Un folla, due, trecento persone ha circondato l’edificio, difeso da una decina di poliziotti con poca voglia di rischiare la vita. I più esagitati hanno minacciato di dar fuoco al commissariato, mentre altri con gli smartphone filmavano l’assalto con bastoni, asce e tizzoni accesi, come nel film «Furia» di Fritz Lang. Gli agenti si sono lasciati sopraffare senza troppa resistenza. L’uomo è stato trascinato per strada, massacrato di botte e dato alle fiamme: «Occhio per occhio, dente per dente». La stessa fine delle pagine sacre per la 53esima persona linciata a morte perché sospettata di blasfemia in Pakistan, in vent’anni. Senza contare le centinaia perseguitate, condannate in processi farsa.

Il Pakistan ha una delle leggi più severe nel punire la mancanza di rispetto verso la religione. In un Paese con significative minoranze cristiane (3%) e indù (2%) è benzina gettata quotidianamente sul fuoco dell’intolleranza e dell’odio etnico.

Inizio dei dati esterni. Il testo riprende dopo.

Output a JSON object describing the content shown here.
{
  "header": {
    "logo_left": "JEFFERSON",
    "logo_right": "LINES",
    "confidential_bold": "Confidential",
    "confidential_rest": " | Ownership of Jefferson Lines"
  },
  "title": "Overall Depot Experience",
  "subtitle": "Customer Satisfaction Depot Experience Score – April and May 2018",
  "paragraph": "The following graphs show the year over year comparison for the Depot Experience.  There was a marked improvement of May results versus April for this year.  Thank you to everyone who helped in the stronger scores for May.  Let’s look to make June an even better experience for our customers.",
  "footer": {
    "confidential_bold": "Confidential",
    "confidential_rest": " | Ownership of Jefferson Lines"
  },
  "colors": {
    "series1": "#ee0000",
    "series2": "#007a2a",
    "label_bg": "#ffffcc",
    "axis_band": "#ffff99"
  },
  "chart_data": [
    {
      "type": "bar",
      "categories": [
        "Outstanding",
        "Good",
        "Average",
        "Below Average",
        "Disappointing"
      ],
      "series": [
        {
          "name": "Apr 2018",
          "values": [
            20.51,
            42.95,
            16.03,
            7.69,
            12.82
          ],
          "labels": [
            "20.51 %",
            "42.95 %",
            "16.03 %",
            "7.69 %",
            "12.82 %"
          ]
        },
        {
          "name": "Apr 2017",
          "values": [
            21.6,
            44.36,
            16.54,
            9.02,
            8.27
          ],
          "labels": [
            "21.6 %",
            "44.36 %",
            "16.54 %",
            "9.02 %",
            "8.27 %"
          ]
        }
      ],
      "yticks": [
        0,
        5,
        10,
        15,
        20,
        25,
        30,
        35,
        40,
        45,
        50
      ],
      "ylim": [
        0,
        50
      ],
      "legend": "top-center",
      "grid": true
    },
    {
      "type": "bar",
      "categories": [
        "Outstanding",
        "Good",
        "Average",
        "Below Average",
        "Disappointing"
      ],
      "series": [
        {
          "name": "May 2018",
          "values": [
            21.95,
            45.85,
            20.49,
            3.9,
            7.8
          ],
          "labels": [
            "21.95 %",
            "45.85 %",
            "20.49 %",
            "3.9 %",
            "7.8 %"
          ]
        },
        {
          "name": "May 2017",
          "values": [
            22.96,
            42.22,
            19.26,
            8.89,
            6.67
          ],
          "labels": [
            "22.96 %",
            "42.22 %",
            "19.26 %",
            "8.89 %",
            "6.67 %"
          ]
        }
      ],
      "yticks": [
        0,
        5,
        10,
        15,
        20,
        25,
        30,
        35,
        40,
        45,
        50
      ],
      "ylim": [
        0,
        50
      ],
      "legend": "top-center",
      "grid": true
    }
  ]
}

Spesso a essere accusati di blasfemia sono proprio i cristiani. Come nel caso di Rimsha Masih, anche lei sospettata di aver bruciato pagine del Corano, arrestata e poi scagionata. Peggio è andata a Asia Bibi nel 2009, accusata di aver insultato Maometto e poi condannata a morte, nonostante uno degli uomini che l’ha denunciata abbia ritrattato. Per essersi opposti alla legge sulla blasfemia un ministro Shahbaz Bhatti, e un governatore del Punjab, Salman Taseer, sono stati assassinati. Ora la magistratura sembra più attenta a non farsi trascinare dall’emotività delle folle. Per il linciaggio di ieri trenta persone sono state arrestate e quattro agenti sono accusati di «grave negligenza». Per il vagabondo de Dadu è troppo tardi. Asia Bibi può ancora essere salvata.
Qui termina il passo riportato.